William J. Landsdown
He was a Swedish American born in Missouri, who moved to Pacific Northwest before coming to Grand Junction, Colorado. He owned an apple orchard at the intersection of 12th Street and North Avenue. Around the time of World War I, the coddling moth destroyed most of the apple orchards in the area, and he went about developing homes on his land, first going about the expensive process of running water pipes under Lincoln Park.
William J. Moyer
William J. Moyer was the Vice President of Grand Valley National Bank and the owner, along with Elmer Craven until his death, of the Fair Store in Grand Junction, Colorado. According to David Sundal, Moyer first settled in the town of Socorro, New Mexico and opened a Fair Store there before abandoning the store and town for Grand Junction. There, his store went from a small hole in the wall to a large enterprise. He walked to the Fair Store from his home at 614 Ouray Avenue every day. He was a community philanthropist who provided the money needed to build the Moyer Natatorium, now known as the Lincoln Park-Moyer Pool. Moyer was also part owner of COPECO, a large fruit growing operation run by Elmer Craven.

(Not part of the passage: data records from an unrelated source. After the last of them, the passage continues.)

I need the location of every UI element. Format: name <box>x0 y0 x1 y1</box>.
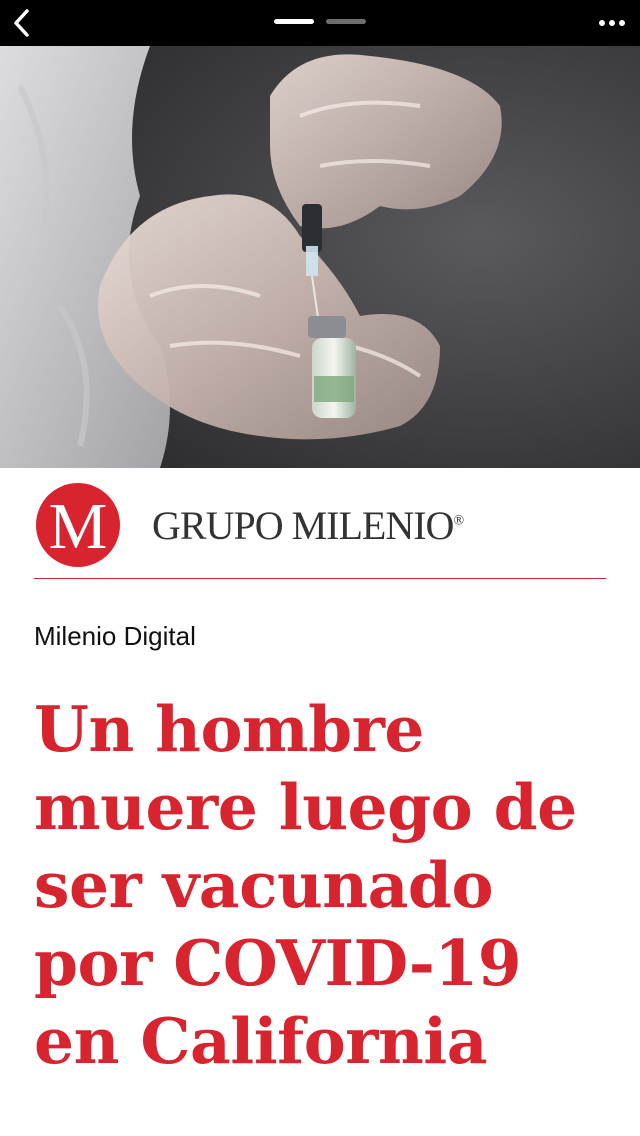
ellipsis-horizontal-icon <box>599 20 605 26</box>
vaccine-photo-illustration <box>0 46 640 468</box>
headline-line: por COVID-19 <box>34 926 522 1000</box>
more-options-button[interactable] <box>594 10 630 36</box>
publisher-logo: M <box>36 483 120 567</box>
top-navigation-bar <box>0 0 640 46</box>
page-indicator-dot-active[interactable] <box>274 19 314 24</box>
divider <box>34 578 606 579</box>
registered-mark: ® <box>453 513 464 529</box>
article-byline: Milenio Digital <box>34 621 196 651</box>
publisher-name-text: GRUPO MILENIO <box>152 502 454 548</box>
hero-image <box>0 46 640 468</box>
page-indicator <box>274 19 366 25</box>
headline-line: en California <box>34 1004 488 1078</box>
page-indicator-dot[interactable] <box>326 19 366 24</box>
publisher-name: GRUPO MILENIO® <box>152 502 464 549</box>
publisher-brand: M GRUPO MILENIO® <box>36 483 464 567</box>
article-headline: Un hombre muere luego de ser vacunado po… <box>34 690 624 1080</box>
ellipsis-dot <box>619 20 625 26</box>
logo-letter: M <box>48 490 108 563</box>
chevron-left-icon <box>14 9 29 37</box>
headline-line: ser vacunado <box>34 848 493 922</box>
headline-line: muere luego de <box>34 770 577 844</box>
ellipsis-dot <box>609 20 615 26</box>
headline-line: Un hombre <box>34 692 425 766</box>
back-button[interactable] <box>6 6 38 40</box>
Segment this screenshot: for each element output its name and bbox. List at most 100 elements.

With Walter Walker and Clyde Biggs, he served on the board that established the Avalon Theater in 1923. In 1933, a run on the Grand Valley National Bank, bank fueled by speculation and anxiety, caused it to lose $100,000 in one day. The bank was closed by the Federal Government in 1934. Though it reopened eventually under the name First National Bank, the bank's dissolution caused Moyer's financial ruin. For years after, he lived in the St. Regis Hotel on the dime of the owner, Mr. Burnett. He then lived as a boarder in a house on Orchard Mesa at the top of the 5th Street hill. According to oral history interviewee Elberta Francis, he could often be seen as an old man sitting in a chair on his lawn. Dalton Trumbo's protagonist John Abbott was a thinly veiled novelization of Moyer in the novel Eclipse. According to oral history interviewee Jennie Dixon, Billy Weiser and others helped keep Dalton Trumbo's book away from the knowledge and sight of Moyer, due to Abbott's tragic portrayal. David Sundal, however, says that Moyer know about the book and his portrayal in it.
William J. Peacock
He was born in Fort Scott, Kansas and came to Salida, Colorado. He was in Mesa County, Colorado by 1907, when he married Luella (Peart) Peacock in Grand Junction. The 1910 U.S. Census shows him working as a freight conductor, and his daughter Gwendolyn (Peacock) McKee confirmed that he worked for the railroad.